The Environment Agency – which claims to put the climate emergency “at the heart of everything we do” – has just 94 pure electric vehicles among its 5,000-plus vans, cars, 4x4s and HGVs. The quango’s £205,000-a-year chief executive Sir James Bevan has previously gone on record saying the organisation has protected the air from pollution and “helped make our country a better place”.
But just seven of its 518 vans are electric powered and only 87 of its fleet of 3,957 cars are pure electric vehicles, it has disclosed.
Out of a total of 5,325, 2,823 (53 per cent) are fuelled with diesel, 950 with petrol, 1,456 are plug-in and hybrid vehicles and just 94 (1.8 per cent) are purely electric.

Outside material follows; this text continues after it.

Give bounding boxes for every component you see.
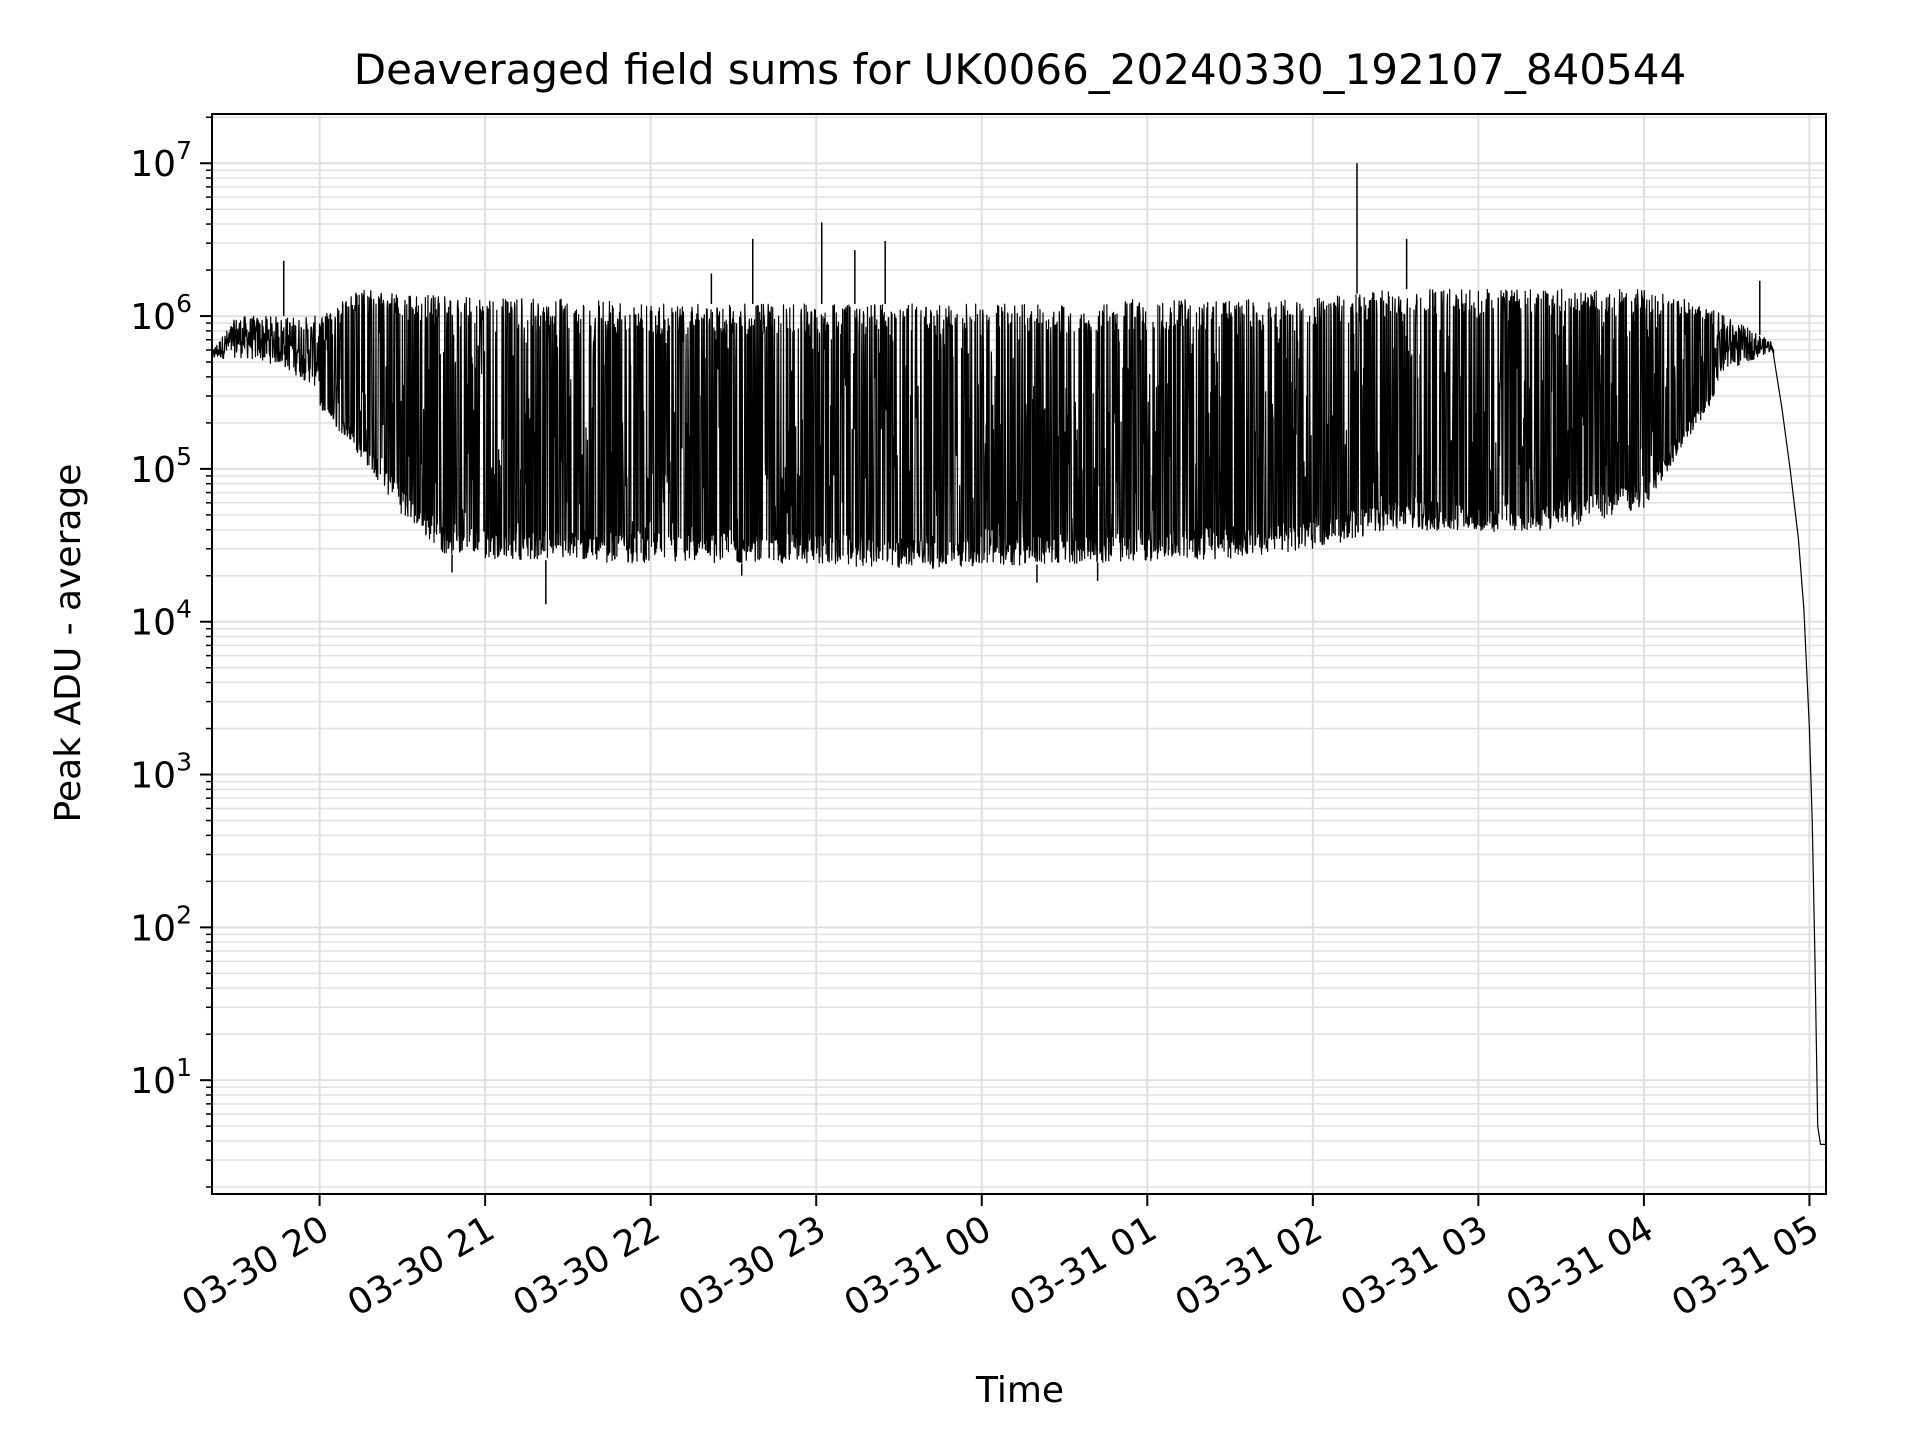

Diesel exhaust fumes have been linked to an increase in both nitrogen dioxide (NO2) as well as tiny toxic particulates.
In 2018 the Committee on the Medical Effects of Air Pollutants estimated that between 28,000 and 36,000 premature deaths could be linked to air pollution in the UK every year.
Greenpeace UK’s Rebecca Newsom said: “Government departments and local authorities should lead by example and support the transition through significantly increasing public procurement of electric vehicles.
“The Environment Agency should be no exception.”
An Environment Agency spokesperson said: “It is our ambition for all our cars to be electric by 2025, as part of the wider aim of becoming a net zero organisation by 2030.
“Our vehicles are selected on the basis of CO2 and nitrogen oxide emissions – as well as operational effectiveness and value for money to the taxpayer.”